- Directed by: Sergio Rosa
- Written by: Sergio Rosa
- Produced by: Esteban Rodas
- Starring: Patricia Argueta Jackeline Hernández Marielos Aquino Heriberto Marquez Jasmín Chahín
- Music by: Harold Cáceres
- Release date: August 2009;
- Running time: 9:21 mins
- Country: El Salvador
- Language: Spanish

= Tormented (2009 Salvadorean film) =

Tormented (Atormentada in Spanish) is an animated short film written and directed by Sergio Rosa. Produced by El Salvador-based Do Studio, it was projected in select theaters as part of the Film and TV Workshop by Escuela de Comunicaciones Mónica Herrera in November 2009. The short film is considered to be the first professional computer-animated film ever produced in El Salvador, and part of the emerging salvadorean film industry.

== Plot ==

The film opens with Mariana, a young lady in her early 20s. Mariana is coming home when her car breaks down, so she goes to a nearby to ask for help. A strange-looking lady opens the door and, not completely understanding what she is saying, lets her in. While they are inside, the woman acts completely cold and robotic, and asks Mariana to wait in a small living room till her husband arrives.

She waits there for a long time. The man finally arrives and while he is asking her about her problem they hear an argument between the woman and her daughter upstairs. He offers to go outside and see if they can find a solution for her problem, and when they are near the door he asks her to go ahead since he has to go get his tools first. As soon as Mariana grabs the door knob, she hears a strange noise, and the house starts to change. The lights go out, the walls burn down quickly and a lot of the furniture disappears. At the end, a big plank drops and hits Mariana in the face.
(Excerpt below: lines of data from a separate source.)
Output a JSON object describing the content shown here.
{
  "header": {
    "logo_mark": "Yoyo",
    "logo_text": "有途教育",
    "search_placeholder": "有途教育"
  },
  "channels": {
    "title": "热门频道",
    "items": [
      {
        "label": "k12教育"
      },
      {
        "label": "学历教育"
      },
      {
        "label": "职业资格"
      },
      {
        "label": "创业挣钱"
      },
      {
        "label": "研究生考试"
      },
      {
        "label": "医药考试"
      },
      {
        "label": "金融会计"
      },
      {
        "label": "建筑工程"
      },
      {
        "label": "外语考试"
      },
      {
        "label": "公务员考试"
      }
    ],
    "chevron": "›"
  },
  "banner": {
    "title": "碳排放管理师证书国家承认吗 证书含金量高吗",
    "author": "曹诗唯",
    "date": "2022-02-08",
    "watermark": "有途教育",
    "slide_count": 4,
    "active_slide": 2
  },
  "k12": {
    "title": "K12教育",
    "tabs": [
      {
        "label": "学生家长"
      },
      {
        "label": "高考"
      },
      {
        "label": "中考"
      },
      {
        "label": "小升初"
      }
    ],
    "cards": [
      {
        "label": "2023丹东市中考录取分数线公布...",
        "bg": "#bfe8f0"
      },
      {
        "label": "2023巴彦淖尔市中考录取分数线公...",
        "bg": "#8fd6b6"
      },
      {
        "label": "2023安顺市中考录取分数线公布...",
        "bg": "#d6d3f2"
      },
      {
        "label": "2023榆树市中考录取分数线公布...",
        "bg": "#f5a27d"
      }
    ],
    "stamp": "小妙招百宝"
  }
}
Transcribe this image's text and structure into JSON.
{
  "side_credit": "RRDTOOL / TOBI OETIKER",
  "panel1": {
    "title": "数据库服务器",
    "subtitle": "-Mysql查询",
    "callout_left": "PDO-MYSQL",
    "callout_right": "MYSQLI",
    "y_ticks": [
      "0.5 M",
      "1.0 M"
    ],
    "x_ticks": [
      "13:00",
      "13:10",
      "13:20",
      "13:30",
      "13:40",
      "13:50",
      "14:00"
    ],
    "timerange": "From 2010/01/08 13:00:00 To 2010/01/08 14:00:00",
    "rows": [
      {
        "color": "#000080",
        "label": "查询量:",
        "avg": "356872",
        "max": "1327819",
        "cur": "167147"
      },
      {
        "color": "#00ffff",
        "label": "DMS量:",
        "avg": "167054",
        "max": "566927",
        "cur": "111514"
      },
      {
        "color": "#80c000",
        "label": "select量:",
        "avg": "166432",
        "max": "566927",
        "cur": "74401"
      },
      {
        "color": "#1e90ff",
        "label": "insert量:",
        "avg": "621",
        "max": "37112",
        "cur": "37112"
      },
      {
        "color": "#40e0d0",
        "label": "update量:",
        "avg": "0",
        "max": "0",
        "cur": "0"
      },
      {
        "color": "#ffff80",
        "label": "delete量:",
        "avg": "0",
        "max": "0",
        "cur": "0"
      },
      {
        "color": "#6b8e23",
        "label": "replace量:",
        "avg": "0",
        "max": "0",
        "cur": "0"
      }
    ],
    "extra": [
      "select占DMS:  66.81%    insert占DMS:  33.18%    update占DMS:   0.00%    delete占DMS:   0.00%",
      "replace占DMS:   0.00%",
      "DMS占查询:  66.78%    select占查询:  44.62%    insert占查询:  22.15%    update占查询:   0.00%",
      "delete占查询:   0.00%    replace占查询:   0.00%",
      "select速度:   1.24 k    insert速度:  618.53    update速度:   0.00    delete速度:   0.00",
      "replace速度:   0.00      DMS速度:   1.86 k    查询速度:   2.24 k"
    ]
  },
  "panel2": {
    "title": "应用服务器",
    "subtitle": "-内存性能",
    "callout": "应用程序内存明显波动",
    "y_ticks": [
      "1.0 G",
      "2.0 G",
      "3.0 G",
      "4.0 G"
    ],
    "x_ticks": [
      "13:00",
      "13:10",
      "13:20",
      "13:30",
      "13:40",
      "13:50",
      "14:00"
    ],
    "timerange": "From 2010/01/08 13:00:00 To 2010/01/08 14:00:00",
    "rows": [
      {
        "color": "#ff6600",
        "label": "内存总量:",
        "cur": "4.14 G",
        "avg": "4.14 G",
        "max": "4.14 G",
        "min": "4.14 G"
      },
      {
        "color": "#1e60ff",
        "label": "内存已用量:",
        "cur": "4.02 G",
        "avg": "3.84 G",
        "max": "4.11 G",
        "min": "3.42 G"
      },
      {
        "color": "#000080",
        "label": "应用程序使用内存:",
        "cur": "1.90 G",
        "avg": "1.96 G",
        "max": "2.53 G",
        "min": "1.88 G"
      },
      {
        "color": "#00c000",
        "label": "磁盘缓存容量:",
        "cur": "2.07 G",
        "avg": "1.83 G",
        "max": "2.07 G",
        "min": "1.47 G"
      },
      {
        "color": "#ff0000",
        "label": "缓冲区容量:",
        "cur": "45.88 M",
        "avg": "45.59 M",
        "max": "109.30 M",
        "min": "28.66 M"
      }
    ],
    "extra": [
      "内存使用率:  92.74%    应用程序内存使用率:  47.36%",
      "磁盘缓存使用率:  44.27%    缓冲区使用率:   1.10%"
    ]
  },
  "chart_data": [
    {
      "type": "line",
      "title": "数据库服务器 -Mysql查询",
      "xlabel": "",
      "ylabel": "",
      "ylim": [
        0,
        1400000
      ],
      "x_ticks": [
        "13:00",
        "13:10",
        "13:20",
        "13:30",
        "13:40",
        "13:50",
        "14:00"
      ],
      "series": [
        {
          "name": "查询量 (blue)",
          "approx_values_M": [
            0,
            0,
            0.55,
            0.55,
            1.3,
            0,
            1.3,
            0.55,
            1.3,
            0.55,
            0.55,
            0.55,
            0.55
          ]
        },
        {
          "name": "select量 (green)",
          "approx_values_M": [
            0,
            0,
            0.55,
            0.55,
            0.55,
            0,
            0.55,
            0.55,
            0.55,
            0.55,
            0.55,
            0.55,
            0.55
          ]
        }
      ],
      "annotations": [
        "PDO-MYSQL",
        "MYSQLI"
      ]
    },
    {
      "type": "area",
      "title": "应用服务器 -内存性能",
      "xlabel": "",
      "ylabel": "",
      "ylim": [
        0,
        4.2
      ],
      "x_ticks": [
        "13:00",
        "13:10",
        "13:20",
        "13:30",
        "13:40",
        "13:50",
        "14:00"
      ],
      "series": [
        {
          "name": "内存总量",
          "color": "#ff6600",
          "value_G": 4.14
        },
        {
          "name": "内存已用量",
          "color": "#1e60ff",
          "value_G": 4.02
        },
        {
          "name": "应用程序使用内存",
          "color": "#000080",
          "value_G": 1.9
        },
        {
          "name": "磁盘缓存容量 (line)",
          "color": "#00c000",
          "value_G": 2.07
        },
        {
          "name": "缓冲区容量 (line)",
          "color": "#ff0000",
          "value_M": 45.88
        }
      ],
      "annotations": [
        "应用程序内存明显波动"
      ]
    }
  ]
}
After she recovers, she tries to move the debris blocking the door but she cannot do it. She hears a little girl's laugh, and then that same voice asks her to go upstairs. Mariana has no choice but to go up, and as soon as she arrives she sees a figure running down the hall. Mariana follows it into a room, where she finds the woman, dressed in a big sleeping gown. Eliza, the little girl, comes from behind, and Mariana witnesses a small argument between the two. In that argument, it is hinted that the man is abusing the little girl, while the mother is willingly ignoring that situation. Both the woman and the little girl disappear, suggesting that they were in fact ghosts. A devilish-looking version of the little girl appears, and runs away while pushing Mariana to the side. Mariana again runs after her, going back downstairs. While she is downstairs she sees a light shining under one of the doors, and while she is checking it out the doorknob begins to shake. Then something starts hitting the door from the other side, so the scared Mariana runs away, hiding herself inside the kitchen.

In the kitchen, Mariana is trying to figure out a way to go out, since all exits are blocked. Suddenly, the man enters through the supposedly blocked back door. She asks him for help, and after a brief struggle he throws her onto the table and rapes her. The little girl appears and explains she wants her to go through the same pain her father would make her suffer. After that, the man throws Mariana to the floor and they both leave her there. The house falls apart, a lot of debris falling on her.
Mariana opens her eyes, and a series of flashbacks are displayed, revealing she had a car accident in front of the house, and that everything she had seen since the beginning was in fact a near-death experience. She closes her eyes and the film ends.

== Cast ==

| Actor | Character |
|---|---|
| Patricia Argueta | Mariana |
| Jackeline Hernández | Eliza |
| Marielos Aquino | Mother |
| Heriberto Marquez | Father |
| Jasmín Chahín | Zoe |

== Production ==

The short film began production in early February 2009 and reached completion in mid-May 2009. Being part of the Film and TV Workshop, the ECMH picked up the short film's domestic distribution rights for one year and it's slated for release on October 23, 2009.

== Early screening ==

On September 26, "Atormentada" was screened in a special event organized by Festival Icaro 2009. There it was selected as one of the animated films to represent El Salvador during the festival on November.